Bruno Pacheco e Ben Callaway O lado mais tóxico da realidade

São os mais jovens artistas de sempre a tomar conta de todo o espaço de exposições da Culturgest. É que, diz o comissário da exposição, a qualidade da obra deles não deixa dúvidas

No pequeno-grande mundo da blogosfera há quem compare o ambiente dos vídeos de Ben Callaway à vertigem induzida pela ketamina. Não admira: há qualquer coisa de tóxico e perturbador na forma como as suas imagens nos levam a perder o pé, submersos num sonho de cores saturadas e ritmos fracturados. Na Culturgest, em Lisboa, onde ocupa as duas salas da Galeria 1, Ben Callaway apresenta quatro trabalhos: Rigadoon, Down There, Version e Platform. Nenhum destes pequenos filmes ultrapassa os cinco minutos. Contudo, qualquer coisa neles deixa no ar a sensação de longas narrativas, pinturas em movimento em que a ligação entre sucessivas impressões e atmosferas parece escapar-nos por entre os dedos.
A maioria concordará: "Normalmente um artista de 28 anos não tem ainda a consistência que permita fazer uma avaliação muito fundamentada da sua obra", reconhece o comissário da exposição, Miguel Wandschneider. Mas sublinha: "Em relação ao Ben, não tenho dúvidas nenhumas".
Wandschneider conheceu Ben Callaway em Londres através de Bruno Pacheco, durante a preparação da exposição deste último artista, que actualmente ocupa a Galeria 2, também da Culturgest, maioritariamente com trabalhos de pintura, mas também vídeo e objectos. Depois de visionar o seu trabalho, a decisão do comissário de os juntar foi quase imediata.
Apesar das diferenças, as afinidades entre o trabalho de um e outro são profundas. A começar pelos processos baseados na recolha e apropriação de imagens anónimas.
Ben Callaway (n. Bristol, 1978) aproveita normalmente vídeos em VHS, produções caseiras, promocionais ou trechos de documentários que manipula passando os registos uma e outra vez entre gravadores analógicos e daí para formato digital. A degradação das imagens e a corrupção dos ritmos começa desde logo aqui.
Bruno Pacheco (n. Lisboa, 1974) usa também com frequência imagens alheias como ponto de partida para a maioria das suas obras em pintura. No seu caso, a Internet é uma fonte primária de recolha, normalmente de retratos de grupo, quase sempre imagens frontais de situações de convívio.

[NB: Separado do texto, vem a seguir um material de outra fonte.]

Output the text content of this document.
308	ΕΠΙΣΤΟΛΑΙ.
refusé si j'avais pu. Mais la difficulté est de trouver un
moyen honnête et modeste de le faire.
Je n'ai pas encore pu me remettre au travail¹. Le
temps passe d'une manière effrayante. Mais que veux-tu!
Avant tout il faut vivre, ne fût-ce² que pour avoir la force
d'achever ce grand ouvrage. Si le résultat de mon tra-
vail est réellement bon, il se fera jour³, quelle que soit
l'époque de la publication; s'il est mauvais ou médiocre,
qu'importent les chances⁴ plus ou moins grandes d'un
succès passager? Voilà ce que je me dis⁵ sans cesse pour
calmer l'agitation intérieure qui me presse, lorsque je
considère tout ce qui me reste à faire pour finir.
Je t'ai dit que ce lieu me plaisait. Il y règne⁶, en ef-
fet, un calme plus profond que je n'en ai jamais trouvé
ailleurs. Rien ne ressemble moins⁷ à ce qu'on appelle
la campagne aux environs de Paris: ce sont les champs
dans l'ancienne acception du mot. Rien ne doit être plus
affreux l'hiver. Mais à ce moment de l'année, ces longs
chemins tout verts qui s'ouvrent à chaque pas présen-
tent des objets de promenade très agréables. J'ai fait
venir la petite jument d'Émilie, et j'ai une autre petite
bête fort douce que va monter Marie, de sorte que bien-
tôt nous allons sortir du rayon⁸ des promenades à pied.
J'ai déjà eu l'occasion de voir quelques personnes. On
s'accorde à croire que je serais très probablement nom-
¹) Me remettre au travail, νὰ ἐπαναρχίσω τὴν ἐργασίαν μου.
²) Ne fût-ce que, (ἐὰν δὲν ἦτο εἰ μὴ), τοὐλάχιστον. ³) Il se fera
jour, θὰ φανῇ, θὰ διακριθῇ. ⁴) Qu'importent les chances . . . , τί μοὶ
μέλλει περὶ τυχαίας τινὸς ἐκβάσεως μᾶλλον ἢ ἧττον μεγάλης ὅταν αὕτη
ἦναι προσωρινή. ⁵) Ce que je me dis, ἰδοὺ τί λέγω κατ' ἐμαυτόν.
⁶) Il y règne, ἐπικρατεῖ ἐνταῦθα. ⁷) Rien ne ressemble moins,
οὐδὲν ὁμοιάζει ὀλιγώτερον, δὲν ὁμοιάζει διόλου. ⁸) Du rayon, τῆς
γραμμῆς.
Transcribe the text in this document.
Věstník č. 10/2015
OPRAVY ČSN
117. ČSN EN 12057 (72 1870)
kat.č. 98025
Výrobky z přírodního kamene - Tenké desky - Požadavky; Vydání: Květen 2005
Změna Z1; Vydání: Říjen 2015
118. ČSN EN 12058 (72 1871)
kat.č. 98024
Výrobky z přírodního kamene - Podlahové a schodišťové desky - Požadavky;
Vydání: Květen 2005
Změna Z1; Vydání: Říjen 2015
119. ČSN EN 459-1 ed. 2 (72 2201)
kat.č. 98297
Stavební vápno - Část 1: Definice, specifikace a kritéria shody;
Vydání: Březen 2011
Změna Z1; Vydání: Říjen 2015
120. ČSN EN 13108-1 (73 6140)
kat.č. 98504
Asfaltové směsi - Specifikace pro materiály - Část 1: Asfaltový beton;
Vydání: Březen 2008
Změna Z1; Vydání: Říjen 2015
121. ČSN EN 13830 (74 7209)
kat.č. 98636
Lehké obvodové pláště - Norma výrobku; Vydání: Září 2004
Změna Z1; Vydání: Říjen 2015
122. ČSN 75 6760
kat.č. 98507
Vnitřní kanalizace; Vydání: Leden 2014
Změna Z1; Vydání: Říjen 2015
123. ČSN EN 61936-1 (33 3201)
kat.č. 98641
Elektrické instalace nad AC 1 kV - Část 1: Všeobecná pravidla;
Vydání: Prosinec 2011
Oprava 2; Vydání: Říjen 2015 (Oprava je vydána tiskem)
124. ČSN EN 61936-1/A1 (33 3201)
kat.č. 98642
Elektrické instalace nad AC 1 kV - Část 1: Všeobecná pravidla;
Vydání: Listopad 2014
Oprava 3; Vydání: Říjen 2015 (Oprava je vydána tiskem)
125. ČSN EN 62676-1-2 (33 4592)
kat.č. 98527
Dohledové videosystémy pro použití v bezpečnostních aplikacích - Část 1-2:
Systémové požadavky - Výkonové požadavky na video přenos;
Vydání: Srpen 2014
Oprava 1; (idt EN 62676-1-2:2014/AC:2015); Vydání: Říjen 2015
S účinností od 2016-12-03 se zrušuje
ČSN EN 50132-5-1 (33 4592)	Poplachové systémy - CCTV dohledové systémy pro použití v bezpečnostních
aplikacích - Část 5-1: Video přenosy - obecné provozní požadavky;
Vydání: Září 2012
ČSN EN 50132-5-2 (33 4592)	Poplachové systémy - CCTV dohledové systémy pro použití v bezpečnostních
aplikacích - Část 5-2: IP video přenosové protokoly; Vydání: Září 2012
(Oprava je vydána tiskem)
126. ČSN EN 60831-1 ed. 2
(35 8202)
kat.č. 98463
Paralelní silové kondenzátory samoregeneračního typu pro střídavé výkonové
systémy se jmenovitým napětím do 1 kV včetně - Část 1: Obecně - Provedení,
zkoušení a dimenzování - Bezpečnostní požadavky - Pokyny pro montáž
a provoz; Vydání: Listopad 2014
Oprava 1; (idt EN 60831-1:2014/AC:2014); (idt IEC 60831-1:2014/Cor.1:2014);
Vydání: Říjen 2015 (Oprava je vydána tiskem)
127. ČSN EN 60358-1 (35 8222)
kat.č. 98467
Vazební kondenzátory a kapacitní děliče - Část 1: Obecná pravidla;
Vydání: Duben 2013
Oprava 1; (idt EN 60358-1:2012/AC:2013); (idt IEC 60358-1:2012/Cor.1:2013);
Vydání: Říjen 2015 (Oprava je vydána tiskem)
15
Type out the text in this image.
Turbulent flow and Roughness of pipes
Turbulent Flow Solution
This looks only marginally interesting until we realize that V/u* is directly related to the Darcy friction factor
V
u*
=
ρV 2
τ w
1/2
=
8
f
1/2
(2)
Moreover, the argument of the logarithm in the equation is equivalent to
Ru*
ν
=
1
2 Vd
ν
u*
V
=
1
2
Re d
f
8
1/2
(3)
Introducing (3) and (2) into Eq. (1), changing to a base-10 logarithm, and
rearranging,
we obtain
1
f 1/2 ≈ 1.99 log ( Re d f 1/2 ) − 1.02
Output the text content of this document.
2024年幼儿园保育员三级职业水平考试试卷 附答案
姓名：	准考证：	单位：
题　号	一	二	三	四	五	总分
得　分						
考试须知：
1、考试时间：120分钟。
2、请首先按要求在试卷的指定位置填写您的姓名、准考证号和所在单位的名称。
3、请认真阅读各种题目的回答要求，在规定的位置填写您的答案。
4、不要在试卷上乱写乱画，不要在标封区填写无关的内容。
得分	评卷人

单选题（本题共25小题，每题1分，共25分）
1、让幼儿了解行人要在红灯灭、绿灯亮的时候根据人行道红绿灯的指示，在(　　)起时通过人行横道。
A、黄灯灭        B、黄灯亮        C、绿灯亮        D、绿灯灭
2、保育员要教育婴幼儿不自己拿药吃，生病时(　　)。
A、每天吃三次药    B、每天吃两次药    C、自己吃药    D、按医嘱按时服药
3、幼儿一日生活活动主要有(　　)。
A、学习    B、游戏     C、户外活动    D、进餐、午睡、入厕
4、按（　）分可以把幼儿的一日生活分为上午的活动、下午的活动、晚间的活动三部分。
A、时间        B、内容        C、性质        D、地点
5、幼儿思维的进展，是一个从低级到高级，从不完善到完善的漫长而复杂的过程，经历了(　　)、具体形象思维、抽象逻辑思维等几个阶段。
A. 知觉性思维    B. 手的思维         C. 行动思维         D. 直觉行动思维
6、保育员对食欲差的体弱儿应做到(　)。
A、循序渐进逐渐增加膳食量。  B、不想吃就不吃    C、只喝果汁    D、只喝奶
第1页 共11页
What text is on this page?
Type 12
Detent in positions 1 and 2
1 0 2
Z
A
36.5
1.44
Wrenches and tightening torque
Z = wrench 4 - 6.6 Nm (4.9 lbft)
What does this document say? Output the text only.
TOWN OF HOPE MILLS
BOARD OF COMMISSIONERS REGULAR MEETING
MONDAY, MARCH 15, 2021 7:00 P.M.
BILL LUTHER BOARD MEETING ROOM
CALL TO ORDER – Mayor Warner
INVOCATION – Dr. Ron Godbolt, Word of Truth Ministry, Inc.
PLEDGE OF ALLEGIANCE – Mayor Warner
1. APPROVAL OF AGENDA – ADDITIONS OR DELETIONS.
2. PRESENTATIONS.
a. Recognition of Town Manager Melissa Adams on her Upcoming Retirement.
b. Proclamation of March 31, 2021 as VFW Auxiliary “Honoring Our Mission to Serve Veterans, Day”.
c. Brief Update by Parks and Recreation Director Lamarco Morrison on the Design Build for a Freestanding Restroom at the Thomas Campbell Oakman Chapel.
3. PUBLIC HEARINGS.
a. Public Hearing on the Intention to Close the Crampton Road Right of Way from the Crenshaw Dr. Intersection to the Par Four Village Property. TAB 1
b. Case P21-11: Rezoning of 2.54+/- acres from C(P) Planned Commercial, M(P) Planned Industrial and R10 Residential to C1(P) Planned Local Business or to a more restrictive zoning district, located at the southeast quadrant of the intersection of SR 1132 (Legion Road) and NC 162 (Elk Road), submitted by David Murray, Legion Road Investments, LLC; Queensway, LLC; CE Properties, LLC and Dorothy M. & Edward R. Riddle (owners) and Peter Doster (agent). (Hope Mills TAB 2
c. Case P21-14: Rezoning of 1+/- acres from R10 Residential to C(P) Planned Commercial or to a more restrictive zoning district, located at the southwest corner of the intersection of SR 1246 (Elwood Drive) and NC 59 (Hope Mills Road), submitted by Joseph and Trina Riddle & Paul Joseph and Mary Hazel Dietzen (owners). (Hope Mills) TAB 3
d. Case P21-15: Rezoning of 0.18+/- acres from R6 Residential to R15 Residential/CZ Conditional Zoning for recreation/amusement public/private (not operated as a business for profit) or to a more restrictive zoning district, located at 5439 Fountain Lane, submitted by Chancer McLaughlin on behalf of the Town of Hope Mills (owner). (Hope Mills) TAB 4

Da transposição destas imagens para tela ou papel nascem pinturas de características distintas mas quase sempre assombradas por um certo estranhamento, seja pelas coreografias suspensas, pelos sorrisos tornados postiços - quase ameaçadores -, pelas feições tornadas máscaras ou pelos contornos que aqui e ali se desfazem e sugerem o terror da diluição das personagens contra os fundos.
Depois da sua primeira exposição individual na galeria Lisboa 20, em 2004, Bruno Pacheco ganhou o Prémio União Latina em 2005. Já no ano passado expôs também individualmente na Quadrado Azul do Porto e na HollyBush Gardens Gallery de Londres. Naquela que é a sua primeira grande exposição institucional, Pacheco apresenta quase exclusivamente trabalhos realizados no último ano - segundo o comissário da exposição, estará representada apenas cerca de metade da obra produzida pelo artista nesse período.
Miguel Wandschneider, que em 2002 dedicou uma das exposições do programa de vídeo Slow Motion ao artista, sublinha a "vitalidade e intensidade do seu processo criativo" e "uma atitude constante contra os parâmetros do estilo". "O Bruno está permanentemente a despistar os critérios de bom-gosto, o virtuosismo, a eventual docilidade que a pintura possa ganhar", comenta o comissário.